Abstract

Octaprenyl pyrophosphate synthase (OPPs) catalyzes the chain elongation of farnesyl pyrophosphate (FPP) via consecutive condensation reactions with five molecules of isopentenyl pyrophosphate (IPP) to generate all- trans C 40-octaprenyl pyrophosphate. The polymer forms the side chain of ubiquinone that is involved in electron transport system to produce ATP. Our previous study has demonstrated that Escherichia coli OPPs catalyzes IPP condensation with a rate of 2 s −1 but product release limits the steady-state rate at 0.02 s −1 [Biochim. Biophys. Acta 1594 (2002) 64]. In the present studies, a putative gene encoding for OPPs from Thermotoga maritima, an anaerobic and thermophilic bacterium, was expressed, purified, and its kinetic pathway was determined. The enzyme activity at 25 °C was 0.005 s −1 under steady-state condition and was exponentially increased with elevated temperature. In contrast to E. coli OPPs, IPP condensation rather than product release was rate limiting in enzyme reaction.
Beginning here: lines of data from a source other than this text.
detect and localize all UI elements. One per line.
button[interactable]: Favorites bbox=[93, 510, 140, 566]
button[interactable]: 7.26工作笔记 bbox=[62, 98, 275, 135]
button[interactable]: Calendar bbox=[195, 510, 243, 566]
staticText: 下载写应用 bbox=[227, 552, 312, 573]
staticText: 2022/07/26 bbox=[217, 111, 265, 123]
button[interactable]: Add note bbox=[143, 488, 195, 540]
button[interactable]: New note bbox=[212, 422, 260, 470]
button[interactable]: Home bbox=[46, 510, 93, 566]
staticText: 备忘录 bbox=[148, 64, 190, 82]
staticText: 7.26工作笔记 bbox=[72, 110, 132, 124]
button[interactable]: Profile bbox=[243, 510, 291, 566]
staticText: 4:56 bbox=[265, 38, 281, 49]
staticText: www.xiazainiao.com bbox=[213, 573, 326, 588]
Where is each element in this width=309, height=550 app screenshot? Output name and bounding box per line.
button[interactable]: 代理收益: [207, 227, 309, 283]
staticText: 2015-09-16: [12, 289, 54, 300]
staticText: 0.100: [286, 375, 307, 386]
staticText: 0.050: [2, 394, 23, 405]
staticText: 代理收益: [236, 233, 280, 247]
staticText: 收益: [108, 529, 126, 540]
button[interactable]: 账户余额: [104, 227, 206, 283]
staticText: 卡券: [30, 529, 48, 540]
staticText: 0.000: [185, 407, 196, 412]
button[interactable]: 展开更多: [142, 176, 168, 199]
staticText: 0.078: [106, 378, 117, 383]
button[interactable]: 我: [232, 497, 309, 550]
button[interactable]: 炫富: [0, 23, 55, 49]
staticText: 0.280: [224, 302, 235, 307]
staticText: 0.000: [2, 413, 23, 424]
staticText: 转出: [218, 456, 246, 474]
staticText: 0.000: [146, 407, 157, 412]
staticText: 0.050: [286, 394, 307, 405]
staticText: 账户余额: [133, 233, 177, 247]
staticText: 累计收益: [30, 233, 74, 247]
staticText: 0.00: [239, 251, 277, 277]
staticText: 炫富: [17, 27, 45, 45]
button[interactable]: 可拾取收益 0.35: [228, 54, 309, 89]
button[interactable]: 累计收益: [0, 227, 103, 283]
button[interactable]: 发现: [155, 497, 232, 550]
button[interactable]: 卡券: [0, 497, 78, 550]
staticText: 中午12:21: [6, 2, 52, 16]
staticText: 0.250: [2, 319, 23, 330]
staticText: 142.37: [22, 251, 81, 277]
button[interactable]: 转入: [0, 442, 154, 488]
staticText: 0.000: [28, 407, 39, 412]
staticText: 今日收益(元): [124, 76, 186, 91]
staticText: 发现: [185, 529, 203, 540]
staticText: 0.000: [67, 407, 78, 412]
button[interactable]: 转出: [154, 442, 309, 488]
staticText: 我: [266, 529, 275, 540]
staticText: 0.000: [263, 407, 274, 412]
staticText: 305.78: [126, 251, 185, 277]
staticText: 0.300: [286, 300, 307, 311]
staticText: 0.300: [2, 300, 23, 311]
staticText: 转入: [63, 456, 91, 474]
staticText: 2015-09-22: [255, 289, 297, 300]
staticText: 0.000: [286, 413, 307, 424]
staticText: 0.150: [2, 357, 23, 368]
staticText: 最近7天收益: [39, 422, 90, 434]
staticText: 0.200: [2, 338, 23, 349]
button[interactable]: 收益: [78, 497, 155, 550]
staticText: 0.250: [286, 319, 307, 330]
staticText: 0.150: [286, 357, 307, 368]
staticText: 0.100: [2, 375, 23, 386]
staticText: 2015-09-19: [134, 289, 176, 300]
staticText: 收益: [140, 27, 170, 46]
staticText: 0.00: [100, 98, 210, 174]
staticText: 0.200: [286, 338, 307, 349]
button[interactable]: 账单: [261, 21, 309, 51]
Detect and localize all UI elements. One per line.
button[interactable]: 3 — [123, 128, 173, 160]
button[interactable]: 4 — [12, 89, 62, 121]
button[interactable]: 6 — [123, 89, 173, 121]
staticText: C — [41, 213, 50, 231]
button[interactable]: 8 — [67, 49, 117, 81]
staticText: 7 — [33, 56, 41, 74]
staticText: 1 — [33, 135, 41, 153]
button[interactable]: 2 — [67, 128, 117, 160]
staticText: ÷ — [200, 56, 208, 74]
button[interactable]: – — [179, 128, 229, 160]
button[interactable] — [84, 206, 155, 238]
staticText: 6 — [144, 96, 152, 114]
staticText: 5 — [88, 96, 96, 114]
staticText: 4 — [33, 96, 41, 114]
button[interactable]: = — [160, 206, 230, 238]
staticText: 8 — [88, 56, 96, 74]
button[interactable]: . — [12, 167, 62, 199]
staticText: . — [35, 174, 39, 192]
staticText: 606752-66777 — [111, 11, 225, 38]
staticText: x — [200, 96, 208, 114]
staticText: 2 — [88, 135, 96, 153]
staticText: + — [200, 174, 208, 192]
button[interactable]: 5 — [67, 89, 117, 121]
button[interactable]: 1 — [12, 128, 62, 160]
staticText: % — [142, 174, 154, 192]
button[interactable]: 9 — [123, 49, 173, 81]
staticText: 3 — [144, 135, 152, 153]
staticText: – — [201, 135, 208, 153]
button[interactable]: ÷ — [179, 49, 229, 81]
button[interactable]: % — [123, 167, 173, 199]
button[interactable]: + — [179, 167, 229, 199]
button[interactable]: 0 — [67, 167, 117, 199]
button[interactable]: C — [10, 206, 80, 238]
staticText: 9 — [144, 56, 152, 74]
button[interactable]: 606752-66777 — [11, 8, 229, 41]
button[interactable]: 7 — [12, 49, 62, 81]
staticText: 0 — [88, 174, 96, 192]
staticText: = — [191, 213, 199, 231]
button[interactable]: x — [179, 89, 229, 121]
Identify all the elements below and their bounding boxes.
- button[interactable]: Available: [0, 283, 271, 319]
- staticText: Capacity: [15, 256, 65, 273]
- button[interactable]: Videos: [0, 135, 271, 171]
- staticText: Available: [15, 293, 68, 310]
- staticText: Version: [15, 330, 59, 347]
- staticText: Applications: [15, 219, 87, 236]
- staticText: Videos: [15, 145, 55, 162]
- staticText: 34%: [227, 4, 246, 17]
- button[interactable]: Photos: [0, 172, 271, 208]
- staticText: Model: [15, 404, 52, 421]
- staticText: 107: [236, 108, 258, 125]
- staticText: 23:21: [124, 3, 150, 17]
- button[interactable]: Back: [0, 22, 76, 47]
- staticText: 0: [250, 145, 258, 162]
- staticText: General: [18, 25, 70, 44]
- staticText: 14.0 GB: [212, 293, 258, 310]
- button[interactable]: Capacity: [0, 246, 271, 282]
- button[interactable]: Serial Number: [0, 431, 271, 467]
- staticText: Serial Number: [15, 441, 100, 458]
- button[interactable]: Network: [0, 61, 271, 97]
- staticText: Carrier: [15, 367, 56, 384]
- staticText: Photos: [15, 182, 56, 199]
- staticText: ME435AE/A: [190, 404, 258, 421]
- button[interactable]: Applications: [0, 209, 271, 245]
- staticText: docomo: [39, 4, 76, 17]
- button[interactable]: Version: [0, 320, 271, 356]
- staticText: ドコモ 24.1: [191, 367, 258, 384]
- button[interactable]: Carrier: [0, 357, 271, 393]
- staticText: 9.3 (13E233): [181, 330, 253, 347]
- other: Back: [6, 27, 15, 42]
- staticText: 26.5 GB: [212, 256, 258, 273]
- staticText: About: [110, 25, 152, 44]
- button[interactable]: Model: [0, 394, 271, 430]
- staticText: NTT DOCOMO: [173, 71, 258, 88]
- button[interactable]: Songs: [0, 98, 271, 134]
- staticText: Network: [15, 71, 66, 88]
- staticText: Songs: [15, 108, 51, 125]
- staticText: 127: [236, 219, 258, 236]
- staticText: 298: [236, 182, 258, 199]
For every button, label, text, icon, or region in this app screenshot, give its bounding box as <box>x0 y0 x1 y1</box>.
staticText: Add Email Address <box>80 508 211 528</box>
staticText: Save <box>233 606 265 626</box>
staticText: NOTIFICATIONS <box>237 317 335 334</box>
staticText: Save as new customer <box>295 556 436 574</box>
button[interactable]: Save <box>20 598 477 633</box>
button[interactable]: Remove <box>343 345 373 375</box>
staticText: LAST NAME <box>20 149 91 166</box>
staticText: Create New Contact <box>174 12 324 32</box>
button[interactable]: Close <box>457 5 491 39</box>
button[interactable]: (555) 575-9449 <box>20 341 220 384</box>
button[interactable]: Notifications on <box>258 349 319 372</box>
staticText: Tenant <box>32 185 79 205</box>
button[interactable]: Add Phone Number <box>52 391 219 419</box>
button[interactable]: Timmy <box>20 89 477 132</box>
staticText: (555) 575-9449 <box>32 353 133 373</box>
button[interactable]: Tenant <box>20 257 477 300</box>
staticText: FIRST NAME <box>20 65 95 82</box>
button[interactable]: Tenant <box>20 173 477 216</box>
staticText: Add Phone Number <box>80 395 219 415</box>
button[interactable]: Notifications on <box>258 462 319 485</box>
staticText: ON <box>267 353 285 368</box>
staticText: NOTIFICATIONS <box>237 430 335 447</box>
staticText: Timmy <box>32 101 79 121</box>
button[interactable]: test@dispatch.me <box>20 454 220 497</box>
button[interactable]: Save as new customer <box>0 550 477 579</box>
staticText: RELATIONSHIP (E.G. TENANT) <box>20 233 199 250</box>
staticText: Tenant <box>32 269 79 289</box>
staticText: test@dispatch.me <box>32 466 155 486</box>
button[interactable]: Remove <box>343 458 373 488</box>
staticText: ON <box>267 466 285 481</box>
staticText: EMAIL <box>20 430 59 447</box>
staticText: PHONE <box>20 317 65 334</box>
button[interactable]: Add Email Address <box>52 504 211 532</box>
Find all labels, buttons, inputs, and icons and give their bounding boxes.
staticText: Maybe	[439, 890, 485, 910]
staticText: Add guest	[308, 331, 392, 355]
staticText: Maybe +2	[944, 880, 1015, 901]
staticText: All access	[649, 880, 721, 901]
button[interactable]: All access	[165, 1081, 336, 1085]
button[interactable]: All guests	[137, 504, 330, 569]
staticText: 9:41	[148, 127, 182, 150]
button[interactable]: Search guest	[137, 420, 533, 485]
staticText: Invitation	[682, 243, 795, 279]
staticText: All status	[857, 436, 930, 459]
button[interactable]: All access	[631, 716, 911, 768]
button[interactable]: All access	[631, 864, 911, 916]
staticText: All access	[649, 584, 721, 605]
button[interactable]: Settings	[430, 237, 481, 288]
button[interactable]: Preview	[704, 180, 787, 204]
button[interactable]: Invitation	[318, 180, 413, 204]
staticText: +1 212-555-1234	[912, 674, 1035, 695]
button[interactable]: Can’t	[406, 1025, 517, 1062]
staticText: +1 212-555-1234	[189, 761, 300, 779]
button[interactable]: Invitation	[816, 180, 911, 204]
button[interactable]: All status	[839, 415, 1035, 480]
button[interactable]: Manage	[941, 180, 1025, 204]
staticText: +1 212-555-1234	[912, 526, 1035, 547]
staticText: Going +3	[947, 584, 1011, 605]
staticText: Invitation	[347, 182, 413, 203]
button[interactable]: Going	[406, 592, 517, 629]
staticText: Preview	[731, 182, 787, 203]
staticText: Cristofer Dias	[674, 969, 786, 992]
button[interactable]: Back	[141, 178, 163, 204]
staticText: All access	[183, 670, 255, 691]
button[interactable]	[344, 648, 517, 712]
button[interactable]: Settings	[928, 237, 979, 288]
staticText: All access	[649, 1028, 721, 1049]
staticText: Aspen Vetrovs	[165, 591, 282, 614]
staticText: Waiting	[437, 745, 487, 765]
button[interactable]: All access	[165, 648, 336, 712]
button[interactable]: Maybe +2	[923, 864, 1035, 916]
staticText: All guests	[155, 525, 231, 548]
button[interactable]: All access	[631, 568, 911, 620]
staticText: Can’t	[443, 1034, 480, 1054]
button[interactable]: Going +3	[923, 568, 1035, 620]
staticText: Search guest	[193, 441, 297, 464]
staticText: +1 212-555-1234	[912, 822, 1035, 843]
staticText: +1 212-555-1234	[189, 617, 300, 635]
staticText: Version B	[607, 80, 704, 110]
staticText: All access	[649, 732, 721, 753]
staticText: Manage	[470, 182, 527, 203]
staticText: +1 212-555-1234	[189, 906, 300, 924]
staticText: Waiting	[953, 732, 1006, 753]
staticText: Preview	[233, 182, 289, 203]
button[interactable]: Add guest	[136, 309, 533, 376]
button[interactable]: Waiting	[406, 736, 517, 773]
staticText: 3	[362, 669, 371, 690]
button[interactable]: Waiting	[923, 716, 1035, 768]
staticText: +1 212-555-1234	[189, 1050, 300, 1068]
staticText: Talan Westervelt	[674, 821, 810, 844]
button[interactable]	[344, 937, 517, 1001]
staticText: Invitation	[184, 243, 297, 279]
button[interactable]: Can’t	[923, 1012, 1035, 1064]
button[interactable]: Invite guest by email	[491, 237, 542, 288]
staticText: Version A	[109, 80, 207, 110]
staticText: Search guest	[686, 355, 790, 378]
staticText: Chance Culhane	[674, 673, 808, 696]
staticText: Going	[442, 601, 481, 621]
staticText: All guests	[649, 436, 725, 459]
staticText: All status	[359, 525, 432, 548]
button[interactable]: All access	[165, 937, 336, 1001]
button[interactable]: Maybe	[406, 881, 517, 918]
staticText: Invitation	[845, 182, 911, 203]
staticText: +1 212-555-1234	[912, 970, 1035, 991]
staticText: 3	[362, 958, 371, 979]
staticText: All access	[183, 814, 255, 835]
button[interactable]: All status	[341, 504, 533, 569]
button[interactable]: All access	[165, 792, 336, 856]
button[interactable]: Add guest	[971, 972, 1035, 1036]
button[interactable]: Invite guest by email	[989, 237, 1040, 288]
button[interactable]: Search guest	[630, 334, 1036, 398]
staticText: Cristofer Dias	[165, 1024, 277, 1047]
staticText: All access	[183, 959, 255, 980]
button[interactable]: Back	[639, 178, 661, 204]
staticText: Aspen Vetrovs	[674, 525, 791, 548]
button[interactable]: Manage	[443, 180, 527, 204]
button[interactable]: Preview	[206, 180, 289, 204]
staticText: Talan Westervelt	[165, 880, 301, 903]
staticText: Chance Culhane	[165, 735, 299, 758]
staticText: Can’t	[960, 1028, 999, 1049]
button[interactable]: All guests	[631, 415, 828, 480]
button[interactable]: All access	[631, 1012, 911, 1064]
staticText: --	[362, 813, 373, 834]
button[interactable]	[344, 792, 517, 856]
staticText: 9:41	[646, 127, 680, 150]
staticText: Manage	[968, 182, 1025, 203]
The product of chain elongation catalyzed by T. maritima OPPs was C 40 and the rate of its conversion to C 45 was negligible. Under single-turnover condition with 10 μM OPPs·FPP complex and 1 μM IPP, only the C 20 was formed rather than C 20–C 40 observed for E. coli enzyme. Together, our data suggest that the thermophilic OPPs from T. maritima has lower enzyme activity at 25 °C, higher product specificity, higher thermal stability and lower structural flexibility than its mesophilic counterpart from E. coli.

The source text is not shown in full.